Some comments from several noted researchers/clinicians regarding drug resistance:
"Since there is no long term repository in HCV, the implications of "hidden" resistance are not the same. Even if resistance is present at 0.5%, repeat treatment with TVR would quickly knock out 99.5% of virus. Whether the residual resistant virus is 0.5% or 0.00005%, if you don't have another set of drugs (IFN,RBV, DAA) that can wipe out the residual population, it will grow up."
"these patients are still likely enriched for PI resistant variants, so they may still be at risk for breakthroughs with future treatment containing PIs, but would the mutations now emerge more strongly and quickly? It's hard to tell, only time and further clinical testing will tell. At the very least, the findings suggest that there will be a relatively sizable lag period for recovery of original repertoire."
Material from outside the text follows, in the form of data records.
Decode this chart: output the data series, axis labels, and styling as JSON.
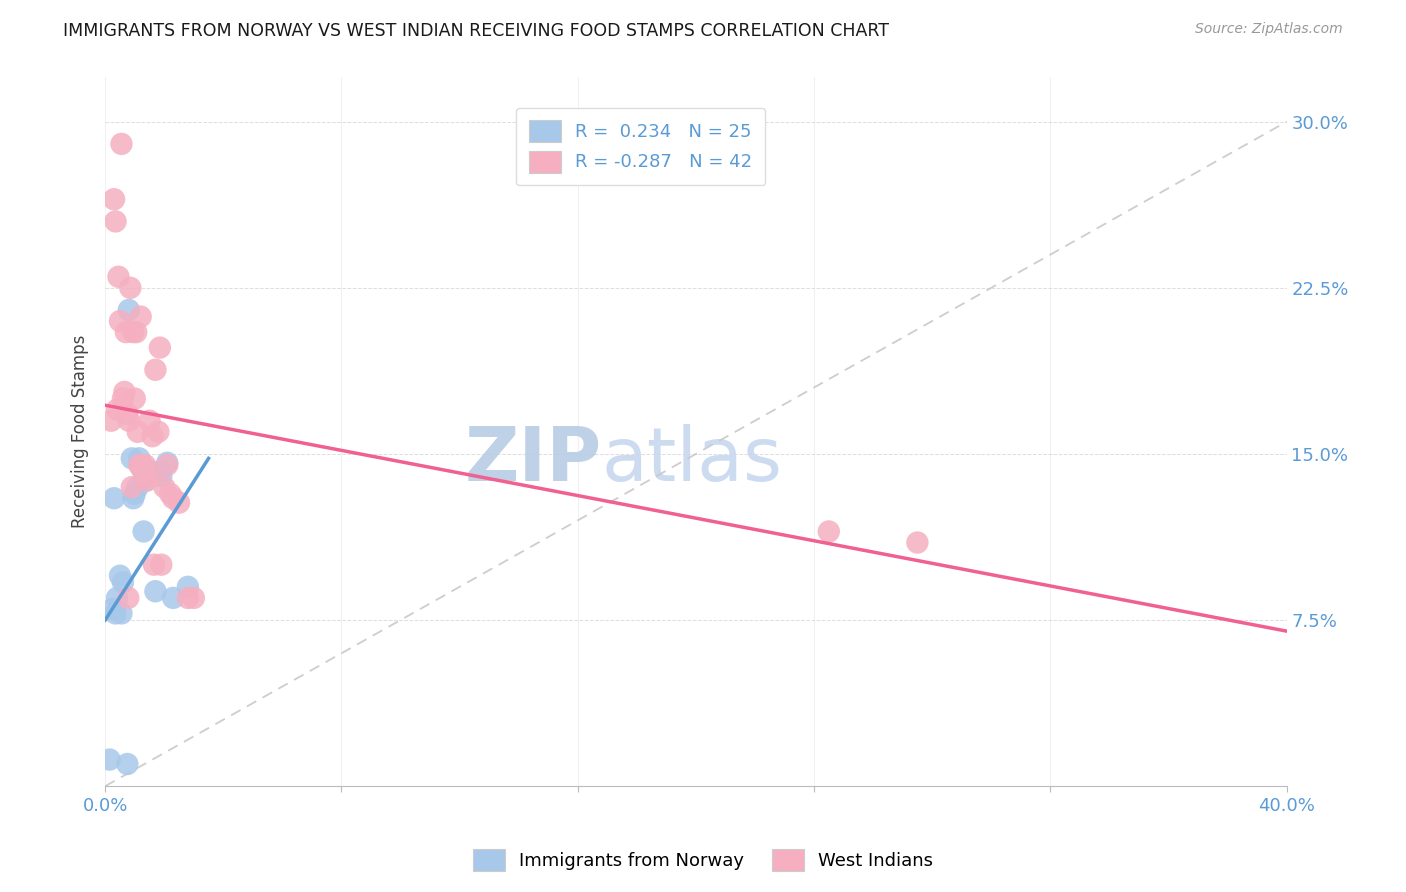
{
  "title": "IMMIGRANTS FROM NORWAY VS WEST INDIAN RECEIVING FOOD STAMPS CORRELATION CHART",
  "source": "Source: ZipAtlas.com",
  "ylabel": "Receiving Food Stamps",
  "xlim": [
    0.0,
    40.0
  ],
  "ylim": [
    0.0,
    32.0
  ],
  "ytick_vals": [
    7.5,
    15.0,
    22.5,
    30.0
  ],
  "ytick_labels": [
    "7.5%",
    "15.0%",
    "22.5%",
    "30.0%"
  ],
  "xtick_vals": [
    0.0,
    8.0,
    16.0,
    24.0,
    32.0,
    40.0
  ],
  "xtick_labels": [
    "0.0%",
    "",
    "",
    "",
    "",
    "40.0%"
  ],
  "legend_norway_r": " 0.234",
  "legend_norway_n": "25",
  "legend_westindian_r": "-0.287",
  "legend_westindian_n": "42",
  "norway_color": "#a8c8ea",
  "westindian_color": "#f5afc0",
  "norway_line_color": "#5b9bd5",
  "westindian_line_color": "#f06090",
  "diagonal_color": "#c8c8c8",
  "watermark_zip": "ZIP",
  "watermark_atlas": "atlas",
  "watermark_color": "#c8d8f0",
  "norway_scatter_x": [
    0.4,
    0.6,
    0.9,
    1.1,
    1.4,
    1.6,
    1.9,
    2.1,
    0.25,
    0.35,
    0.5,
    0.8,
    1.0,
    1.3,
    1.7,
    2.3,
    2.8,
    0.15,
    0.55,
    0.95,
    1.25,
    1.85,
    0.75,
    1.15,
    0.3
  ],
  "norway_scatter_y": [
    8.5,
    9.2,
    14.8,
    13.5,
    13.8,
    14.2,
    14.0,
    14.6,
    8.0,
    7.8,
    9.5,
    21.5,
    13.2,
    11.5,
    8.8,
    8.5,
    9.0,
    1.2,
    7.8,
    13.0,
    14.3,
    14.2,
    1.0,
    14.8,
    13.0
  ],
  "westindian_scatter_x": [
    0.2,
    0.35,
    0.4,
    0.5,
    0.55,
    0.65,
    0.7,
    0.75,
    0.8,
    0.85,
    0.9,
    0.95,
    1.0,
    1.05,
    1.1,
    1.15,
    1.2,
    1.25,
    1.3,
    1.35,
    1.4,
    1.5,
    1.55,
    1.6,
    1.65,
    1.7,
    1.8,
    1.9,
    2.0,
    2.1,
    2.2,
    2.5,
    2.8,
    3.0,
    0.3,
    0.45,
    0.6,
    0.78,
    1.85,
    2.3,
    24.5,
    27.5
  ],
  "westindian_scatter_y": [
    16.5,
    25.5,
    17.0,
    21.0,
    29.0,
    17.8,
    20.5,
    16.8,
    16.5,
    22.5,
    13.5,
    20.5,
    17.5,
    20.5,
    16.0,
    14.5,
    21.2,
    14.5,
    14.2,
    14.5,
    13.8,
    16.5,
    14.0,
    15.8,
    10.0,
    18.8,
    16.0,
    10.0,
    13.5,
    14.5,
    13.2,
    12.8,
    8.5,
    8.5,
    26.5,
    23.0,
    17.5,
    8.5,
    19.8,
    13.0,
    11.5,
    11.0
  ],
  "norway_line_x0": 0.0,
  "norway_line_x1": 3.5,
  "norway_line_y0": 7.5,
  "norway_line_y1": 14.8,
  "westindian_line_x0": 0.0,
  "westindian_line_x1": 40.0,
  "westindian_line_y0": 17.2,
  "westindian_line_y1": 7.0
}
"Good to see the result, but we still don't know whether enough resistance remains to affect re-treatment response. So, the really important clinical question is unresolved, and the result we have isnt surprising. Its good the result wasn't worse. I think we have an encouraging result. Clinicians and patients NEED to be thinking about resistance (to motivate best practices).... .....Next-generation sequencing ("deep sequencing", e.g. with a 454 machine) would probably be more sensitive - detect resistant variants at a lower frequency - but clonal sequencing is probably enough for this purpose. Next steps are (a) study larger numbers of people in the same way, but more frequently and for longer follow-up, to determine the range of decay rates of the resistant forms, and (b) re-treat with close follow-up to determine whether resistance will re-emerge at a high rate. Coupling (a) with (b) will guide the use (or uselessness) of resistance testing in the future. My sense is that the risk of resistance is never zero, so all we're asking is whether the risk returns to pre-treatment levels. Reasons that might not happen (i.e. enhanced risk) include (i) levels of resistant virus are higher, to a clinically significant degree, after unsuccessful treatment, and (ii) resistance mutations return to baseline but compensatory mutations, which make resistant virus more fit, are at a higher level and contribute to emergence of resistance with retreatment."